If you gave me the CV of Michael Jordan, I couldn’t infer his huge material success as an athlete from that. The reason he made so much money is not captured by how long or where he went to school. 

— Berthold Herrendorf

Those who switched

For their paper, “Wages, Human Capital, and Barriers to Structural Transformation,” published by the American Economic Journal: Macroeconomics, Herrendorf and Schoellman studied data for U.S. workers who switched from agriculture to different careers. They also examined the work of other researchers who studied the same thing in countries across the world’s economic spectrum. Their full sample included about a third of the world population in 2010, including people from four of the five most populous countries: India, the U.S., Indonesia, and Brazil.

Their research focused on the question of whether agricultural workers who did manage to transition to a different type of work received a bump in wages.
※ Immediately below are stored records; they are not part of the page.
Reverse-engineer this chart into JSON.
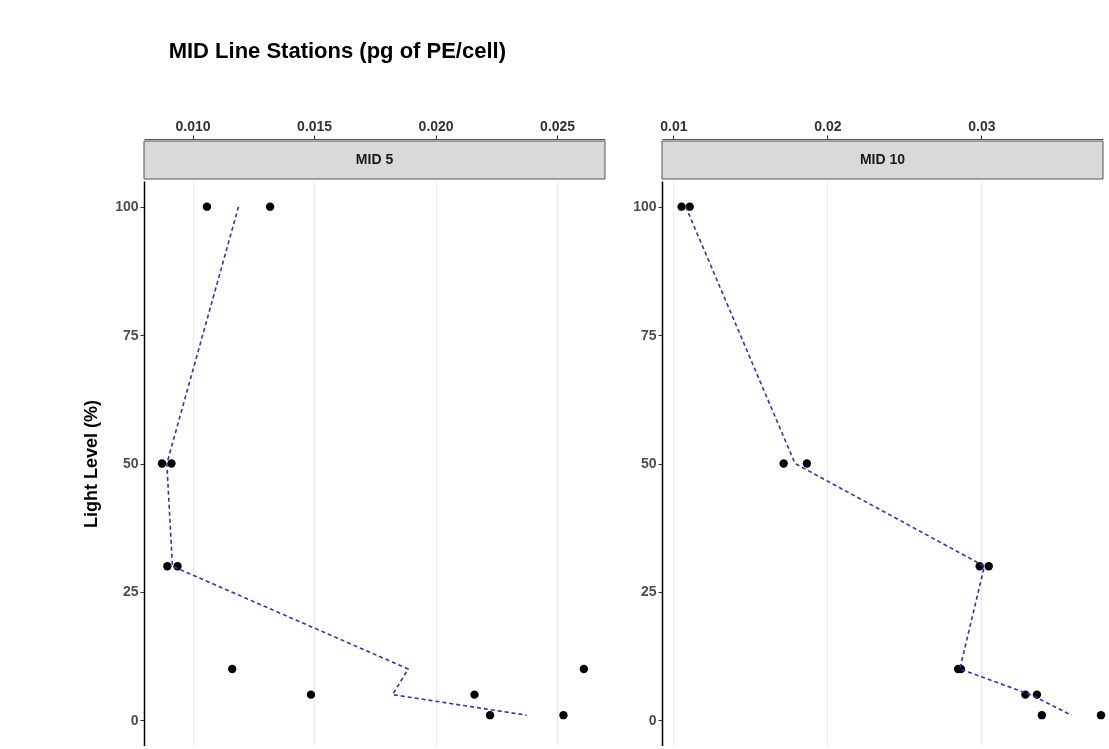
{
  "chart_data": [
    {
      "type": "scatter",
      "title": "MID Line Stations (pg of PE/cell)",
      "subtitle": "MID 5",
      "ylabel": "Light Level (%)",
      "xlim": [
        0.008,
        0.02697
      ],
      "xticks": [
        {
          "value": 0.01,
          "label": "0.010"
        },
        {
          "value": 0.015,
          "label": "0.015"
        },
        {
          "value": 0.02,
          "label": "0.020"
        },
        {
          "value": 0.025,
          "label": "0.025"
        }
      ],
      "ylim": [
        -5,
        105
      ],
      "yticks": [
        0,
        25,
        50,
        75,
        100
      ],
      "grid": "x",
      "series": [
        {
          "color": "#000000",
          "marker": "circle",
          "x": [
            0.01059,
            0.01319,
            0.00874,
            0.00913,
            0.00896,
            0.00938,
            0.01163,
            0.0261,
            0.01487,
            0.0216,
            0.02224,
            0.02526
          ],
          "values": [
            100,
            100,
            50,
            50,
            30,
            30,
            10,
            10,
            5,
            5,
            1,
            1
          ]
        },
        {
          "type": "line",
          "color": "#2b3aa8",
          "line_style": "dashed",
          "x": [
            0.01189,
            0.00894,
            0.00917,
            0.01887,
            0.01823,
            0.02375
          ],
          "values": [
            100,
            50,
            30,
            10,
            5,
            1
          ]
        }
      ]
    },
    {
      "type": "scatter",
      "subtitle": "MID 10",
      "xlim": [
        0.00926,
        0.0379
      ],
      "xticks": [
        {
          "value": 0.01,
          "label": "0.01"
        },
        {
          "value": 0.02,
          "label": "0.02"
        },
        {
          "value": 0.03,
          "label": "0.03"
        }
      ],
      "ylim": [
        -5,
        105
      ],
      "yticks": [
        0,
        25,
        50,
        75,
        100
      ],
      "grid": "x",
      "series": [
        {
          "color": "#000000",
          "marker": "circle",
          "x": [
            0.01053,
            0.01106,
            0.01716,
            0.01867,
            0.02989,
            0.03048,
            0.02849,
            0.02867,
            0.03286,
            0.03361,
            0.03393,
            0.03777
          ],
          "values": [
            100,
            100,
            50,
            50,
            30,
            30,
            10,
            10,
            5,
            5,
            1,
            1
          ]
        },
        {
          "type": "line",
          "color": "#2b3aa8",
          "line_style": "dashed",
          "x": [
            0.0108,
            0.0179,
            0.0302,
            0.0286,
            0.0332,
            0.03585
          ],
          "values": [
            100,
            50,
            30,
            10,
            5,
            1
          ]
        }
      ]
    }
  ]
}
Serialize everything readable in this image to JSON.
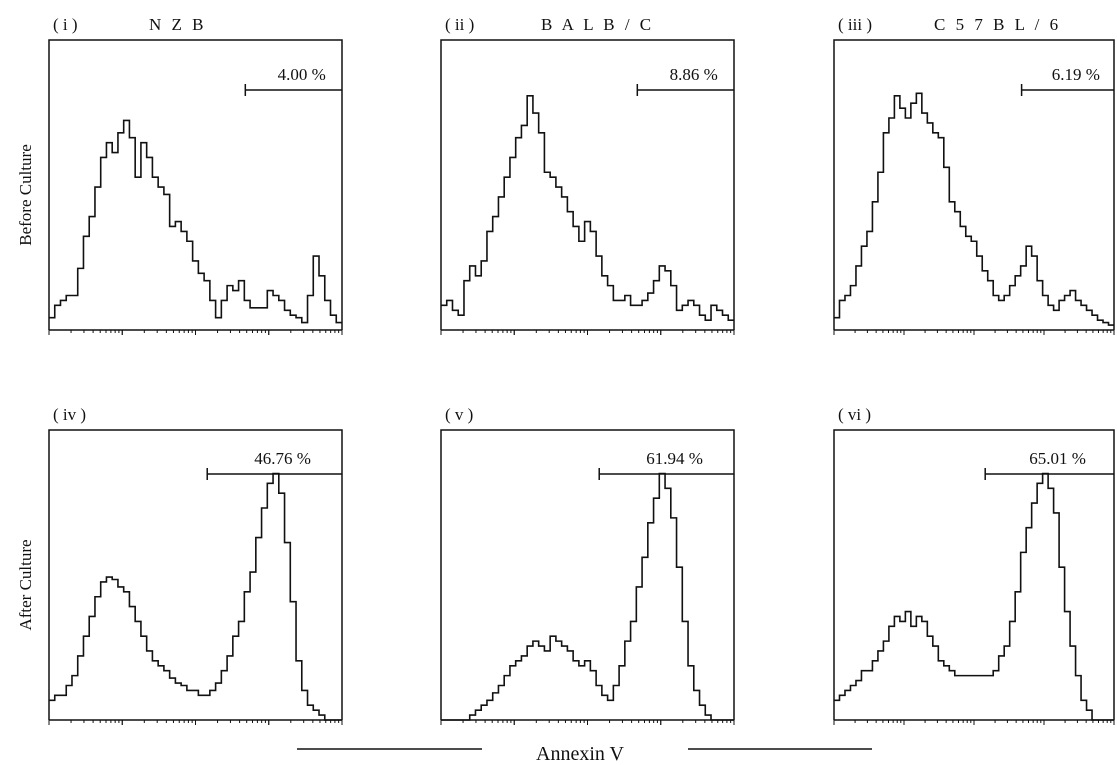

If an artificial legal or social barrier had been the only thing holding them back, then you would expect to see their wages increase once they transcended it.

But that’s not what happened. Across the board, the farm workers who moved into different jobs continued to make wages similar to those they had before.

The role of human capital

The finding suggests that other factors play a role in switching sectors. Individual characteristics such as education, skill, talent, drive, and personality, which economists subsume under the term “human capital,” could account for workers’ success or failure in making a transition to higher paying work.

Human capital, however, is not an easy area to study. Though it plays a vital role in the economy, its components aren’t always visible to researchers. They can see some statistics, like education levels, but not others, like motivation or unique skills.

“If you gave me the CV of Michael Jordan, I couldn’t infer his huge material success as an athlete from that. The reason he made so much money is not captured by how long or where he went to school,” Herrendorf says.

Though the researchers couldn’t evaluate every aspect of human capital for agricultural wage-earners, they did document that education levels were consistently lower than they were in other fields. This holds broadly for the aforementioned sample from four of the five most populous countries.

Productivity problems

In comparing the productivity of agricultural workers to those in other fields, other researchers found gaps even broader than the wage gap. Part of the reason could be that measuring the value of agricultural work is notoriously difficult.

In another research paper, published in the Review of Economic Dynamics, Herrendorf and Schoellman discovered that in the U.S., agricultural productivity measurements are often done poorly, resulting in inaccurate figures. It isn’t just a matter of sloppy work. Their research suggests deliberate manipulation of the data. “Proprietors lie because they don’t want to pay taxes, at least in the U.S. As a result, productivity in U.S. agriculture can be underestimated by as much as a factor of two,” Herrendorf explains.

In other parts of the world, low productivity in agriculture is likely the result of low human capital. “To do anything even slightly sophisticated in farming, you need to read. If you use fertilizer, you need to read the package to know how to apply it.”

In many countries, workers can’t do that. The large-scale result of low skill levels is economies in which 50 to 90 percent of the working population is engaged in a low-wage, unproductive activity, because that is the only way of producing the food required for survival.

It may not be that way forever. In the 1800s, the U.S. economy was in a similar situation. Herrendorf refers to several statistics that prove it, and he sometimes shows them to surprised undergraduates.

A new focus

Trying to determine whether or how third-world countries will evolve beyond low-functioning agricultural economies is outside the scope of Herrendorf’s work. Next, he intends to focus on the decline of manufacturing and the rise of the service sector in the U.S. economy, and the implications of that trend for productivity.